Schwieriger war das Thema Finanzen. Die 100‘000 Fr. Sockelbeitrag zum Budget aus den beteiligten Gemeinden und Werken gab in manchen Vorständen einiges zu reden. Für mich war es insgesamt wichtig, dass nicht nur das Gesamtbudget von 250‘000 Fr. gedeckt sein würde, sondern dass darüber hinaus ein Betrag zusammenkommt, den wir in die Zukunft investieren können. Als Leitungsteam sind wir überzeugt, dass wir auch in der nächsten Zeit solche gemeinsamen Grossanlässe brauchen. Wir haben darum an der Schlussveranstaltung einen Leuchtturm aufgebaut, als Zeichen dafür, dass das Licht des Evangeliums auch in Zukunft die dunklen Gebiete der Gesellschaft erleuchten soll.

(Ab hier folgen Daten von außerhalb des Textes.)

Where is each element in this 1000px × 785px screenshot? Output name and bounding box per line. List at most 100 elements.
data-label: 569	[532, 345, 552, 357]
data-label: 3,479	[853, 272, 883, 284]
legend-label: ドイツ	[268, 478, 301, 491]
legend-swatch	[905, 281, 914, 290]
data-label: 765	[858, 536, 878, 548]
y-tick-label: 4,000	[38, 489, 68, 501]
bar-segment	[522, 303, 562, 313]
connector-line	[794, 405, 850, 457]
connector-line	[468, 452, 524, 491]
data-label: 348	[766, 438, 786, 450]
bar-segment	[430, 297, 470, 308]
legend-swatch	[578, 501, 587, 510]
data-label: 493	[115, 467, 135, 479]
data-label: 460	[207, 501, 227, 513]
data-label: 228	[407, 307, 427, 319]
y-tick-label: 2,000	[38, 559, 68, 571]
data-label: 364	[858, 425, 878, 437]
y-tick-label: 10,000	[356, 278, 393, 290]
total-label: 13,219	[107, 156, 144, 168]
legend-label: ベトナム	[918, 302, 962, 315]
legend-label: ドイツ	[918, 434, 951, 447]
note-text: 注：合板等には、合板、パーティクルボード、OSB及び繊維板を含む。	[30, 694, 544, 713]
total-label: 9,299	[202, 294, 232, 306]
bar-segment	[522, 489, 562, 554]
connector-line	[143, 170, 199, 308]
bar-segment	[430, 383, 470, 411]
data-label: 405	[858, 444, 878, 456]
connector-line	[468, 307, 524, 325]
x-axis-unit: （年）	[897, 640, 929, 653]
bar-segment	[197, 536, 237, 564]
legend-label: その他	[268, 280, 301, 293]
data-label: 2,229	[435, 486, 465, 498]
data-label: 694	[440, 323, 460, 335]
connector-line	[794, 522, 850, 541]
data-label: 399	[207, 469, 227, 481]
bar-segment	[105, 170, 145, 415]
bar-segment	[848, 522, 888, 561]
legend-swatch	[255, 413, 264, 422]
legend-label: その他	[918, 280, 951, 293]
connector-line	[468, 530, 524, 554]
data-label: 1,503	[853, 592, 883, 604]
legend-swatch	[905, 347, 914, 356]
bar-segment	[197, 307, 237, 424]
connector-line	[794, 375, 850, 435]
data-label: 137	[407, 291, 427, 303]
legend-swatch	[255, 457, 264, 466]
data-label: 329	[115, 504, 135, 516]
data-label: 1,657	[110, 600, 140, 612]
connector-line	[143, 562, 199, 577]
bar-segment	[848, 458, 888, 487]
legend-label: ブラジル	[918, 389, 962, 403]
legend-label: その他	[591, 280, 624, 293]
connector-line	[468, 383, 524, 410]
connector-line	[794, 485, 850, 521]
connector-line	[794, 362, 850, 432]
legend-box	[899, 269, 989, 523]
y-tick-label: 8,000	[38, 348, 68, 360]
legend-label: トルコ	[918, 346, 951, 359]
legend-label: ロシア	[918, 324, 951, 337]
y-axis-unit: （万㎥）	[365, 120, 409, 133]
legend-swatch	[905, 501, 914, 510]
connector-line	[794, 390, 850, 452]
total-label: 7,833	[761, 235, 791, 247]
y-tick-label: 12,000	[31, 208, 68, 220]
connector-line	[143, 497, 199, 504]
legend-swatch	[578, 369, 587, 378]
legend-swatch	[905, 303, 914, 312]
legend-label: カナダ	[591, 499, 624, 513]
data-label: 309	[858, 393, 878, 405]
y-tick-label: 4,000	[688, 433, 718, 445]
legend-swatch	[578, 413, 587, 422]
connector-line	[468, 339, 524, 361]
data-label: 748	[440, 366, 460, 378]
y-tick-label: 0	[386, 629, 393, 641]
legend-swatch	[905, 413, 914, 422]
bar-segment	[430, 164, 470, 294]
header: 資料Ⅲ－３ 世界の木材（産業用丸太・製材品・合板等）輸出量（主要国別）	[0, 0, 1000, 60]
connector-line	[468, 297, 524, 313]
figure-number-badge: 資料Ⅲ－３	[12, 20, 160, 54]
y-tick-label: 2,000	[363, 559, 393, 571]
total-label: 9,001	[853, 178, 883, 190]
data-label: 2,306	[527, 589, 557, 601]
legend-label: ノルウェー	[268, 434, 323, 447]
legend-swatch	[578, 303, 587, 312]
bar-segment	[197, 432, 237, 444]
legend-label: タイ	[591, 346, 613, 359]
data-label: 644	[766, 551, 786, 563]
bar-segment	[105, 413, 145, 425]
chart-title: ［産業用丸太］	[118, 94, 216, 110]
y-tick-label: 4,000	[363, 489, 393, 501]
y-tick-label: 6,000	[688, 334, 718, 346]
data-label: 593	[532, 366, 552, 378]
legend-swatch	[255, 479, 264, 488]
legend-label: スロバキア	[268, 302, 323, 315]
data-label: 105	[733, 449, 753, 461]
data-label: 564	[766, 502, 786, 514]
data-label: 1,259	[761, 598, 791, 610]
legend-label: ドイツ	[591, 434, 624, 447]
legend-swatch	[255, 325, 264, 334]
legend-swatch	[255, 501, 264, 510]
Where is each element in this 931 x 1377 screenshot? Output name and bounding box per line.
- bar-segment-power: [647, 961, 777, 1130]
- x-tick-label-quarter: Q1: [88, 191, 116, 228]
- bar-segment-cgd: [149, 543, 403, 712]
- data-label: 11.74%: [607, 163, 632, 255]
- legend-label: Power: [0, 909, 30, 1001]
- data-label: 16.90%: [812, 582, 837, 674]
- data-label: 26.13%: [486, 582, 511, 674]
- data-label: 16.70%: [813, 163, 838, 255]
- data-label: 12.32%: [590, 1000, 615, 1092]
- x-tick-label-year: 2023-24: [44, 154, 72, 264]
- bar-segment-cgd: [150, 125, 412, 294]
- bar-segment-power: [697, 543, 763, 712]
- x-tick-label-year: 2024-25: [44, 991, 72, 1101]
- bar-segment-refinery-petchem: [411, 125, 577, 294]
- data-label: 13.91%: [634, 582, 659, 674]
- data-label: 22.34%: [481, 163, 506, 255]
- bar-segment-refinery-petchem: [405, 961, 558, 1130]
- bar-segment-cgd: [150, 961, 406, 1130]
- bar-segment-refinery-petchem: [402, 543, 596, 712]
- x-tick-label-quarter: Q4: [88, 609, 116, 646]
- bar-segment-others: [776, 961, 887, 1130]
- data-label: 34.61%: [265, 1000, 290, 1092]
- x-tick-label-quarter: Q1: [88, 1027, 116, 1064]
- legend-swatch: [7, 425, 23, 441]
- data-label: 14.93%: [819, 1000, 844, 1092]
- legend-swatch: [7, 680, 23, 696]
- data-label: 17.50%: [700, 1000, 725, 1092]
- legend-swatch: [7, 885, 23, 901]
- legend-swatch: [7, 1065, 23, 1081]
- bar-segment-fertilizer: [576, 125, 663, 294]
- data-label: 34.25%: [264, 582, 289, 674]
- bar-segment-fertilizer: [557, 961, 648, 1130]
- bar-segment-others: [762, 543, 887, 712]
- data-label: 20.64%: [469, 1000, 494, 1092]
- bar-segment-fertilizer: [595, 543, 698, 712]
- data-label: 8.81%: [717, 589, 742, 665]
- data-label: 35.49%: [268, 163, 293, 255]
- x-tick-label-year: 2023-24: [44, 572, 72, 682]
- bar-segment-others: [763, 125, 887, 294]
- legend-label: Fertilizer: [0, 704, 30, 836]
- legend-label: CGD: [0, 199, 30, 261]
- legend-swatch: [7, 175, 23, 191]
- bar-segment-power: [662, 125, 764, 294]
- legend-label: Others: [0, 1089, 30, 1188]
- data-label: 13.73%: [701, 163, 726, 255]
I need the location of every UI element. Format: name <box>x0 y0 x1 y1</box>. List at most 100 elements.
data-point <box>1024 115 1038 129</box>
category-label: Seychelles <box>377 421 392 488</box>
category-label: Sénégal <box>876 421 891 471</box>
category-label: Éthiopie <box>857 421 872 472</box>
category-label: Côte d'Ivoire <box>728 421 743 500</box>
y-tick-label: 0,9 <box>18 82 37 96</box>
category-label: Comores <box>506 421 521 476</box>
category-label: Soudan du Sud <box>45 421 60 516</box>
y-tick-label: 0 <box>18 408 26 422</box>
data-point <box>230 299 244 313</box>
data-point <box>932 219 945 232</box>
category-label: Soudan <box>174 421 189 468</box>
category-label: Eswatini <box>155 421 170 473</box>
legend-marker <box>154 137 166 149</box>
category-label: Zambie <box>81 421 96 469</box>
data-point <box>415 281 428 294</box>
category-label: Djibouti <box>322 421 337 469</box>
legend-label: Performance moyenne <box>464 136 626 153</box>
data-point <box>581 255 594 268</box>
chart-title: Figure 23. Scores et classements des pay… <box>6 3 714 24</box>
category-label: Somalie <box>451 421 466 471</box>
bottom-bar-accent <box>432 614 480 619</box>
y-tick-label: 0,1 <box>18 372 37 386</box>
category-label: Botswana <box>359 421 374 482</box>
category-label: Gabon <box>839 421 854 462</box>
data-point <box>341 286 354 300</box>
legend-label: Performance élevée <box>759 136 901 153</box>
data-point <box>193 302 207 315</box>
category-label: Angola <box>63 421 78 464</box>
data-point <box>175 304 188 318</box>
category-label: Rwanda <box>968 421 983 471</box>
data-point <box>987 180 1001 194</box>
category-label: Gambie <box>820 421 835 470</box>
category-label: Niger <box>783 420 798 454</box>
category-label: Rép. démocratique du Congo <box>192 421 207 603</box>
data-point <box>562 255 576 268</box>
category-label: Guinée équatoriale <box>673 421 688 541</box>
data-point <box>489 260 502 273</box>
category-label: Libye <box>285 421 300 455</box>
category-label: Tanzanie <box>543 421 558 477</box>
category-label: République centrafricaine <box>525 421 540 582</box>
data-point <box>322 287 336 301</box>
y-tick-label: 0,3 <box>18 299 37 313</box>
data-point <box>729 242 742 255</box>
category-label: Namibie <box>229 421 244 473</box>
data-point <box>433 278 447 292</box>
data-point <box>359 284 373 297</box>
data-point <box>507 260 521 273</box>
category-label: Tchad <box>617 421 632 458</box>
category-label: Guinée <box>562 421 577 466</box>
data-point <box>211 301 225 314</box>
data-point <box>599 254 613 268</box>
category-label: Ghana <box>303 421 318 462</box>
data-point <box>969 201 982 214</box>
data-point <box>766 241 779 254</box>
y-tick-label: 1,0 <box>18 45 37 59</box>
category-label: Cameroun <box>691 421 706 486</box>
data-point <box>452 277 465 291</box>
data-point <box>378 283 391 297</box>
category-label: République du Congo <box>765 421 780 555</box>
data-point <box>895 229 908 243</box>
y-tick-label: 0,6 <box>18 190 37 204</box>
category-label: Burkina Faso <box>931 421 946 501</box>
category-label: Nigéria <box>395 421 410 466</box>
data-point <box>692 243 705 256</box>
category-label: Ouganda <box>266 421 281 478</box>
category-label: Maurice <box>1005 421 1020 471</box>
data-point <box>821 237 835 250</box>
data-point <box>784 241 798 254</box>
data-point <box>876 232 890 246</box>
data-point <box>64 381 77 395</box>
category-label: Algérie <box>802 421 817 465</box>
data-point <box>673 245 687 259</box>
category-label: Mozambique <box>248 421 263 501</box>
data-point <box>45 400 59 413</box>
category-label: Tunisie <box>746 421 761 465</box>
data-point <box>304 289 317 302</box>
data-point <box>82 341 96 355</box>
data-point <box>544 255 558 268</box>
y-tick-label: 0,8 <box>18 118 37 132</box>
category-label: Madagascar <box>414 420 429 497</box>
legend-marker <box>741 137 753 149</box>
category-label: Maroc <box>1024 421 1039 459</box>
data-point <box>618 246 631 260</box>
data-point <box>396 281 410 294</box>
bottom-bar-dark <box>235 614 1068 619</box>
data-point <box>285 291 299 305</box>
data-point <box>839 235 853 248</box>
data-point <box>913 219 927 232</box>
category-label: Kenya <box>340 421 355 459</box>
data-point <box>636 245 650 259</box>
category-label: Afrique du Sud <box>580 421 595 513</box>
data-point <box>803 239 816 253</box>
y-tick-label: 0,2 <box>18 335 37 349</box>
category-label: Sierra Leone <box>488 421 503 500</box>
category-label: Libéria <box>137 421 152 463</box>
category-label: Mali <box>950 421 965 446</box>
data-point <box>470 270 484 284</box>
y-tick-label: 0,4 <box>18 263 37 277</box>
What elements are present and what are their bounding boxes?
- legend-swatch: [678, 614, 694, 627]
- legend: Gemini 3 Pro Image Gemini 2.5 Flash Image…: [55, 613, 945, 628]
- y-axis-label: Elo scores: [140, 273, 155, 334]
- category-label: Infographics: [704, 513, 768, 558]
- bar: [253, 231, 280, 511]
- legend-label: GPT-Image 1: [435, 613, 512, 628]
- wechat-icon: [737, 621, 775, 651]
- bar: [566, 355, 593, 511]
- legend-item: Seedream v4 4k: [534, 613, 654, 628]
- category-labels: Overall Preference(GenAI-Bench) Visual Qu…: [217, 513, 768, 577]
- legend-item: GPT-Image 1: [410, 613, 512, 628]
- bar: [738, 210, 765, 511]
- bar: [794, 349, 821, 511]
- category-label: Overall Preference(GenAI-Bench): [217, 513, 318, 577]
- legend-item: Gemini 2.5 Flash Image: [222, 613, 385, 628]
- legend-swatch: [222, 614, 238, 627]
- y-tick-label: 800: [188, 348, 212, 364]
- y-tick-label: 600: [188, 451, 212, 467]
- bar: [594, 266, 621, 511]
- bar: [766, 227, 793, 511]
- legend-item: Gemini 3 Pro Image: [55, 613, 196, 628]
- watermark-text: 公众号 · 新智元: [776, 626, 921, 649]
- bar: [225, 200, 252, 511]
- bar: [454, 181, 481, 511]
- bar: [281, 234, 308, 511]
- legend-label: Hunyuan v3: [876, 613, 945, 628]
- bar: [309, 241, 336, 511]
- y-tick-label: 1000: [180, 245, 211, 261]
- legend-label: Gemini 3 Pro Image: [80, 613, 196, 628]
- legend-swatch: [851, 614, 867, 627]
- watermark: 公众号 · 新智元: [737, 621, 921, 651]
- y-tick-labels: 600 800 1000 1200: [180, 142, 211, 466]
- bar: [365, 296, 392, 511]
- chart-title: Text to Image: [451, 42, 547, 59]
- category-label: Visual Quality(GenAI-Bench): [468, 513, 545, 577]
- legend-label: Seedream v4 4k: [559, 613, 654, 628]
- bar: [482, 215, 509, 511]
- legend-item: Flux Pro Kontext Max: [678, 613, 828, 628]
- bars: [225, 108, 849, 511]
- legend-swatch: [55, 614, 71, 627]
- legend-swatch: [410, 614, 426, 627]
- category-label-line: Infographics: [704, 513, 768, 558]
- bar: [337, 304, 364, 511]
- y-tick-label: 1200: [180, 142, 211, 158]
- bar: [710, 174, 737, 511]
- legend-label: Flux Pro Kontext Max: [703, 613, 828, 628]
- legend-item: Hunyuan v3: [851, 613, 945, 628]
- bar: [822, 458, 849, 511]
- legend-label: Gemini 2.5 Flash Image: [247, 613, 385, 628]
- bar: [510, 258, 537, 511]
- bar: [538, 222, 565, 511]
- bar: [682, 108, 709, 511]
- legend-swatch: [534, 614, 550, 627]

Was hat die Veranstaltungsreihe in den Gemeinden ausgelöst?

MS: Menschen kamen zum Glauben. Das hat ermutigt. Die nach der Evangelisation angebotenen Glaubenskurse in den Gemeinden wurden teils von wenigen, teils von einer beträchtlichen Anzahl Menschen besucht. Den wichtigsten Ertrag sehe ich allerdings darin, dass der Mut gewachsen ist, das Evangelium öffentlich zu machen. Man konnte zu den Veranstaltungen einladen, ohne dabei rot zu werden. Der Glaube an Jesus gehört in Thun und Umgebung zu den Themen, die ins Bewusstsein der Menschen eingedrungen sind.